Long-term followers of the SAFETY Erasmus+ project, but also of any simulation based educatioon channel, will ost probably have heard of the educational and research challenges specific to this field. But have you also heard of the political challenges?

While it is common consensus that students must be educated, the “how” is not so much consensual. Education tends to be a very conservative field, where changes are slow and much debated. Simulation based education has a reputation of being expensive, somehow “elite” and not suitable for masses of learners, and very ressource-intensive in terms of space, personell and material. While some of these claims might have a base in reality, it is only a more global outlook onto education that help put these into the correct perspective. And herein lies a weak spot of simulation based education – the global point of view, or lack thereof. Most of the time, simulation has been advocated among those already convinced, using enthusiasm as a major ressource and postponing economic, workforce and other organisational considerations for later.While this approach is useful in a new and rapidly growing field, simulation based education has reached a certain ripeness and should proceed this stage.

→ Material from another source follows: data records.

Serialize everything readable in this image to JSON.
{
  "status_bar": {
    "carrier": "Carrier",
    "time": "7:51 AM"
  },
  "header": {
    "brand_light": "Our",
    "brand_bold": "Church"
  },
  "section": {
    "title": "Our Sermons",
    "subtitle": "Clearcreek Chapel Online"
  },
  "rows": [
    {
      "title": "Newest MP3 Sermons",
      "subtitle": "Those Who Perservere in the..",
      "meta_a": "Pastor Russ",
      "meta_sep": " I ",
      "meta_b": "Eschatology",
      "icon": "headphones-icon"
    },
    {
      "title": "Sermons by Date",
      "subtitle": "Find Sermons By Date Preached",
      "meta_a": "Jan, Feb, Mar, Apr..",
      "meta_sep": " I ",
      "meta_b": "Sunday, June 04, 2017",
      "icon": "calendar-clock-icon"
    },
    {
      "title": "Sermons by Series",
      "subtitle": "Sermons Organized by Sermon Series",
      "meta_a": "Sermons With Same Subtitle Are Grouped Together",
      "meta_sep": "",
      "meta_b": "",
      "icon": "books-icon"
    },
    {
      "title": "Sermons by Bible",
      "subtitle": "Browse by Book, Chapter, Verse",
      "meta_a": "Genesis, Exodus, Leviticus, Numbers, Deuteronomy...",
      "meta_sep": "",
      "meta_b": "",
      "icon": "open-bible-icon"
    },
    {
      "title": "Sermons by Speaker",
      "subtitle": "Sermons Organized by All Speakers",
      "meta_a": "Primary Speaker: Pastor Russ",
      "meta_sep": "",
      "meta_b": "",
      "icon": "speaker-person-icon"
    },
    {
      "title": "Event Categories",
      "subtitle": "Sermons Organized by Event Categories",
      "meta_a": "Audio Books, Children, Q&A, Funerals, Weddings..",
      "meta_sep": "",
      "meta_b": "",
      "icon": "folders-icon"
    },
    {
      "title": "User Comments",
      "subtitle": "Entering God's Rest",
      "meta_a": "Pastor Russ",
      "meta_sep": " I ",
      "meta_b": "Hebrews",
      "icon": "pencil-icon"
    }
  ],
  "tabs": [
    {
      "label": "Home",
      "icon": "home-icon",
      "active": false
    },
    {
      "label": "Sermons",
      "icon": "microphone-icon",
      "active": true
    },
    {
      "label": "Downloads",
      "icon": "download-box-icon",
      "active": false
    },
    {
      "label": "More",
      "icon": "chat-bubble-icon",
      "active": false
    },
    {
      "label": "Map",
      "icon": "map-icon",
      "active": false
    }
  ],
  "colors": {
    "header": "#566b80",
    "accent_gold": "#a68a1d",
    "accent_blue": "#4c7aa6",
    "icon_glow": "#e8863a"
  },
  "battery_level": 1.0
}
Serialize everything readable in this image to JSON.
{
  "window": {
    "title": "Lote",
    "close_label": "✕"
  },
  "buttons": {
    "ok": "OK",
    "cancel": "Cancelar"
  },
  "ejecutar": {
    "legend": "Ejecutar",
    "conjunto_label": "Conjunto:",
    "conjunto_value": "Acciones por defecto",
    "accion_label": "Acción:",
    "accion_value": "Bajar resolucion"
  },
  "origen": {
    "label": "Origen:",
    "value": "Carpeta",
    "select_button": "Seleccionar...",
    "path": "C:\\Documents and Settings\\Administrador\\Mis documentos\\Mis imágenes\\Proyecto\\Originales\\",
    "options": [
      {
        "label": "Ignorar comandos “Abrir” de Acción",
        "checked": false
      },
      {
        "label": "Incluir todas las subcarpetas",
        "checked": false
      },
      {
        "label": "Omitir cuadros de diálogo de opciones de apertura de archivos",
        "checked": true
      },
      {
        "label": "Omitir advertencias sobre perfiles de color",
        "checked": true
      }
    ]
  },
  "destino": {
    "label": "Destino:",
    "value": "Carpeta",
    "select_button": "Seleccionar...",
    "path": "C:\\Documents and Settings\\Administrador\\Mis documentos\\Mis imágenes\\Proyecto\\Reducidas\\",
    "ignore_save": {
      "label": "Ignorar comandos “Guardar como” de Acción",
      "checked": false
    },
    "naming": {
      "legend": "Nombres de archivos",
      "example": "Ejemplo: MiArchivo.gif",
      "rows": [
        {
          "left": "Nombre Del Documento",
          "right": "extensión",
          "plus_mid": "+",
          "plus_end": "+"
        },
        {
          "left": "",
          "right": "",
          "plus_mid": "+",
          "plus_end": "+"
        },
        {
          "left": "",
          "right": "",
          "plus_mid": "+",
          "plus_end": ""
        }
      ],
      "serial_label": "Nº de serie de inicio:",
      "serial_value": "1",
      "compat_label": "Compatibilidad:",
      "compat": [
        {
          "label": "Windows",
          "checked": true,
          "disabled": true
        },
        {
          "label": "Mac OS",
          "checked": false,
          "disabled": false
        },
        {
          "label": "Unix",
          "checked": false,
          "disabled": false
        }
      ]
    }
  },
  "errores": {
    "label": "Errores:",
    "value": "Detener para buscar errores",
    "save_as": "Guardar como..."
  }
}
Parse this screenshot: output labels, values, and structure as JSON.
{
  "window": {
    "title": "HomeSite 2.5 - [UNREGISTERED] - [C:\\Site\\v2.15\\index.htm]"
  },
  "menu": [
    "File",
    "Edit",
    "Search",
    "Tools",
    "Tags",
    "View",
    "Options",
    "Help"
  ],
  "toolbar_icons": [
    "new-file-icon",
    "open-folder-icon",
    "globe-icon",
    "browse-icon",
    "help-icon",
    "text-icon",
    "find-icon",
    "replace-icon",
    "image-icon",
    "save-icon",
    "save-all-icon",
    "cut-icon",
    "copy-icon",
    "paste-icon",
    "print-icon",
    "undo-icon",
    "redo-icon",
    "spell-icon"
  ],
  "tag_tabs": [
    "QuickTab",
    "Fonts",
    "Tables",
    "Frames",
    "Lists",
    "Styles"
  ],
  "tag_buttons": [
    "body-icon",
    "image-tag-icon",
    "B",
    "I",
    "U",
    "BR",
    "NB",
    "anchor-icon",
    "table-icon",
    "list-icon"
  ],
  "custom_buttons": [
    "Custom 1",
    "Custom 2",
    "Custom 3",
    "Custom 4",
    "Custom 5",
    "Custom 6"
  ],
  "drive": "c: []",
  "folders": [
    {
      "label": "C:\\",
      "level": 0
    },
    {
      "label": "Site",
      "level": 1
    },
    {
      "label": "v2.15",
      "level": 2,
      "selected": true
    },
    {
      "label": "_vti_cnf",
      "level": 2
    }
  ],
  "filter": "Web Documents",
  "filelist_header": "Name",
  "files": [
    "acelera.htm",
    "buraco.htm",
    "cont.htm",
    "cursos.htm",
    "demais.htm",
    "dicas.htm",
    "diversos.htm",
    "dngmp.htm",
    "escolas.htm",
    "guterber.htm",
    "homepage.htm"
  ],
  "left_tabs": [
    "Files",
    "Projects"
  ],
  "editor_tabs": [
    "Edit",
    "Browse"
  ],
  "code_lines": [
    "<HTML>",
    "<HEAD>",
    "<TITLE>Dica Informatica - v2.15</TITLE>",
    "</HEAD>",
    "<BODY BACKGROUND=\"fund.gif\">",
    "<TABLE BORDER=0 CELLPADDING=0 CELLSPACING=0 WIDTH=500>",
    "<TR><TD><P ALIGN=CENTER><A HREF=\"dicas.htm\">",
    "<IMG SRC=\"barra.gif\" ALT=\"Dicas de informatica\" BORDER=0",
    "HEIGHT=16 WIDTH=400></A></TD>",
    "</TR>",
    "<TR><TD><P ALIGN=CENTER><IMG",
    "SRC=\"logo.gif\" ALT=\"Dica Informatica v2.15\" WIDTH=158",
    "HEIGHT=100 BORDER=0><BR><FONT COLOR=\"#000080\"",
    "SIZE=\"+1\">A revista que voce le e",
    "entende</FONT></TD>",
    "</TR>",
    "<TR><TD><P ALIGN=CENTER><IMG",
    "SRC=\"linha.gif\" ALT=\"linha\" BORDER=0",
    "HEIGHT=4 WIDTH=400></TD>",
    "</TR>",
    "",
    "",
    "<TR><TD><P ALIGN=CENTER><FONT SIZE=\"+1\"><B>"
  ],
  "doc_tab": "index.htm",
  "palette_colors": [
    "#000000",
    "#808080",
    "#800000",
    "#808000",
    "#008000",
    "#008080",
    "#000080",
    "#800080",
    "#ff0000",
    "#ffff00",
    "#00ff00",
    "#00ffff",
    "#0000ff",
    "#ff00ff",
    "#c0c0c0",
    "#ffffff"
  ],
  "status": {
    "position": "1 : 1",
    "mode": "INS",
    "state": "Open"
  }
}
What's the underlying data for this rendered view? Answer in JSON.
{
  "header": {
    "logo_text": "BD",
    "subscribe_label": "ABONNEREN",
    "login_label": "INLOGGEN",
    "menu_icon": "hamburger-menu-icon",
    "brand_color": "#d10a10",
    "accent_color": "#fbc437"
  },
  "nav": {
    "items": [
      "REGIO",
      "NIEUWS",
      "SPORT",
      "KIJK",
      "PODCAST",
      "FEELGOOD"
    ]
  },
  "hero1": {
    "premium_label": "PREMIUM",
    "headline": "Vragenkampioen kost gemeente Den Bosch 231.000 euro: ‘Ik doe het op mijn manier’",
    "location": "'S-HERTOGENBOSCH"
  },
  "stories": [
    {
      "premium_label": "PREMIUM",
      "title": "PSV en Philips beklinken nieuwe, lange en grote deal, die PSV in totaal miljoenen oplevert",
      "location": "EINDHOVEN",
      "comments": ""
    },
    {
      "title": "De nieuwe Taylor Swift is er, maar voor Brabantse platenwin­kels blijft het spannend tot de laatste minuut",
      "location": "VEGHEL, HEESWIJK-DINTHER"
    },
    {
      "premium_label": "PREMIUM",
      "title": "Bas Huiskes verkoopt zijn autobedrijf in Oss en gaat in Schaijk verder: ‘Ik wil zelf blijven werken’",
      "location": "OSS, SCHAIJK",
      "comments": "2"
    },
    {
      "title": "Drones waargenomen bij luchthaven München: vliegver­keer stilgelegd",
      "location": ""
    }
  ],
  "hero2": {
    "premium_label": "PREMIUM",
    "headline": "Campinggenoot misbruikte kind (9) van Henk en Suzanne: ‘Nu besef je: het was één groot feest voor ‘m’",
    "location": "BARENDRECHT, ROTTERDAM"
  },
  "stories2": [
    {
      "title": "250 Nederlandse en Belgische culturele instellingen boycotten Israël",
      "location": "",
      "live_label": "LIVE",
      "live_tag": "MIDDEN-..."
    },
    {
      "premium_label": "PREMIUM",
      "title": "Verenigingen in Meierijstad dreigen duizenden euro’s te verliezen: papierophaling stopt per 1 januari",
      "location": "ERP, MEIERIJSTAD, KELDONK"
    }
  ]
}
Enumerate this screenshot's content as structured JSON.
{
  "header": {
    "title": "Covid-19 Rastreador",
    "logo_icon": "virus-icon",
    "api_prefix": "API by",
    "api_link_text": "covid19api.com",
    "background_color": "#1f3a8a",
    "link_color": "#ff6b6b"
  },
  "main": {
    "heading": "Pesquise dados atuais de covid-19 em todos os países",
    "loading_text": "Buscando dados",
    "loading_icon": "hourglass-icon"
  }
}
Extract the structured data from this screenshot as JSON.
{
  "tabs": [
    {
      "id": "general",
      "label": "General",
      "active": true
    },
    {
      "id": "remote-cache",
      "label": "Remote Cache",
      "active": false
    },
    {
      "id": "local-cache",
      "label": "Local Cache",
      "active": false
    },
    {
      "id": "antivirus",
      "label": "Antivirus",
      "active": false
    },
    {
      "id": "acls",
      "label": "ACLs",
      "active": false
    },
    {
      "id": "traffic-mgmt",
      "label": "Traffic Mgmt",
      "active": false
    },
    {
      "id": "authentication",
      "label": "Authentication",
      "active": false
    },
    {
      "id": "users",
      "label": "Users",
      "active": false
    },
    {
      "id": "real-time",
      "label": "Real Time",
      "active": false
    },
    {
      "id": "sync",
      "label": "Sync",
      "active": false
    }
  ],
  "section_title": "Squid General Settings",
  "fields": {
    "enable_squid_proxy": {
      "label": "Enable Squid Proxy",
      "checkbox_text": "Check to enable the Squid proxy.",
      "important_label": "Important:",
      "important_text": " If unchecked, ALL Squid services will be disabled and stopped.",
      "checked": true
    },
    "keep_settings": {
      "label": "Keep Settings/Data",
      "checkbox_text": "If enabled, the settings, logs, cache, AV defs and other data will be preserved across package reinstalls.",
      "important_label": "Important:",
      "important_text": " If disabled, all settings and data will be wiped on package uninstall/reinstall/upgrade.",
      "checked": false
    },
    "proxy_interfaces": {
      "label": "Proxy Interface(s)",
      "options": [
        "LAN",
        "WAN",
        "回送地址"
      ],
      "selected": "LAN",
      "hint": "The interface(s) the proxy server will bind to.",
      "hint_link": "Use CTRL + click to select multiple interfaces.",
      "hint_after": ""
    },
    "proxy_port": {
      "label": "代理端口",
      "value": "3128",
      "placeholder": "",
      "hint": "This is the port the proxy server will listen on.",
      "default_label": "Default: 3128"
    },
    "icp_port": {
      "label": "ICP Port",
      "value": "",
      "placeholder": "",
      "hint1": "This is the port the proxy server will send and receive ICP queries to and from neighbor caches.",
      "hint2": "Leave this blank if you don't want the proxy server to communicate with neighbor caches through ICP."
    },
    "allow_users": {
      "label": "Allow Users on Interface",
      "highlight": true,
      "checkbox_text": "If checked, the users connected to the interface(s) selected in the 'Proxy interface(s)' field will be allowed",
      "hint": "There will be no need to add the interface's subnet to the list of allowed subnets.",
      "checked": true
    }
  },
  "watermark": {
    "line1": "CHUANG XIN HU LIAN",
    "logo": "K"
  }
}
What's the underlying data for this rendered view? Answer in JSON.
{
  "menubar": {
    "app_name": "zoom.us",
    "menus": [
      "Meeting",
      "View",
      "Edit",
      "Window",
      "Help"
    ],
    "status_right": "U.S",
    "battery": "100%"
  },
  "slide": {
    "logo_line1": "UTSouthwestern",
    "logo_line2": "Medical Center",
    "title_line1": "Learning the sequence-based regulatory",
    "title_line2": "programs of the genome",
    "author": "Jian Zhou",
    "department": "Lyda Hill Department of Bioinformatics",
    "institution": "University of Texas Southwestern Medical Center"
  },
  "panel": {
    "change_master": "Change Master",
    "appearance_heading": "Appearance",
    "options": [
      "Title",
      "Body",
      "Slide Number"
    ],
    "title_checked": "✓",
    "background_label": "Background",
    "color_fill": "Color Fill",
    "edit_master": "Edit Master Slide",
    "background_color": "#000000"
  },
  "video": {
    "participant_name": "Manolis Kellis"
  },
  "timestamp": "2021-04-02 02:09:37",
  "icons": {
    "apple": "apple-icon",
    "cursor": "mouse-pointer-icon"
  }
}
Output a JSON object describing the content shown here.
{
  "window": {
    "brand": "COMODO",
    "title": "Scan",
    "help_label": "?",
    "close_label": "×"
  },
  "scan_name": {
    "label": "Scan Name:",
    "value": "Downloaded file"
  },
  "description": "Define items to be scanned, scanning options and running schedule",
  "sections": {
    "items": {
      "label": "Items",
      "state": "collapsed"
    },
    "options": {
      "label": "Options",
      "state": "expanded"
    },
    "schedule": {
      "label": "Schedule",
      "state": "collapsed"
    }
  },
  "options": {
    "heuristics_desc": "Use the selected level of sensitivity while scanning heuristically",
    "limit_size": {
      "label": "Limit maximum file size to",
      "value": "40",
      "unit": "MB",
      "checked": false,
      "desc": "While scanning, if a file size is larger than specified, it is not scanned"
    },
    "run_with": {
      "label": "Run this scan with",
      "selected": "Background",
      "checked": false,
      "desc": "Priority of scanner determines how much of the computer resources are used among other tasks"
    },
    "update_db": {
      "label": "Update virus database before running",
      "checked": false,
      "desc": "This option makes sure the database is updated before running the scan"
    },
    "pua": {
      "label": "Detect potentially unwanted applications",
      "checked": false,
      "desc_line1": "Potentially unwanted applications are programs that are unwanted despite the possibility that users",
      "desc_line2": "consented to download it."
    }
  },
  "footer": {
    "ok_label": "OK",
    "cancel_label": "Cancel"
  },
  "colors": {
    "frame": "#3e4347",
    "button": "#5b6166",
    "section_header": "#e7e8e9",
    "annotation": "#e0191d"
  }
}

And this is where an initiative comes into play – the Global Network for Simulationo in Healthcare, or GNSH in short. While there are plenty of scientific societies releated to simulation based education out there, this initiative is not a society, it’s more like a think-tank, uniting societies, academia and industry in one forum. The best description has been given in the 2012 London Concordat [1]:

“A global network of organizations, committed to enhancing patient safety, healthcare quality, research and education, by promoting the appropriate use of simulation through collaboration, advocacy and support”

This very short statement captures a spirit that will be necessary in order to advance the field of simulation beyonf the current state, establishing and consolidating its role in healthcare education.

In the same spirit one could look at the findings of the 2023 SSH Research Summit, held as a preconference event to the IMSH 2023 conference. The main theme of this event was that research on and with simulation needs to look at a broader picture in order to integrate experiences from other industries, paint a broader picture and take into consideration all aspects of simulation. Citing the published findings [2]:

“The impact of simulation, whether direct or indirect, needs to be assessed across different levels of training, and larger, more complex contexts need to be taken into account. […] The scope of simulation-related research can be widened from having simulation as the focus of research (research about simulation), to using simulation to investigate other research questions (research with simulation). Simulation-related research can benefit from an improved understanding of structural differences and similarities with other domains.”

Following the COVID-19 pandemic, with its boost in distance and virtual education, a further broadening of the field could be observed, making the necessity for concerted activities even more stringent.

Overall the field of simulation based education in healthcare is at a crucial development point, where many individual and institutional efforts are being focussed and brought together, thus allowing the future development and establishment of simulation in healthcare education.

Written by Marc Lazarovici and the LMU team


  1. https://www.gnsh.org/about/concordate/^
  2. Dieckmann P, Phero JC, Issenberg SB, Kardong-Edgren S, Ostergaard D, Ringsted C. The first Research Consensus Summit of the Society for Simulation in Healthcare: conduction and a synthesis of the results. Simul Healthc. 2011 Aug;6 Suppl:S1-9. doi: 10.1097/SIH.0b013e31822238fc. PMID: 21817856.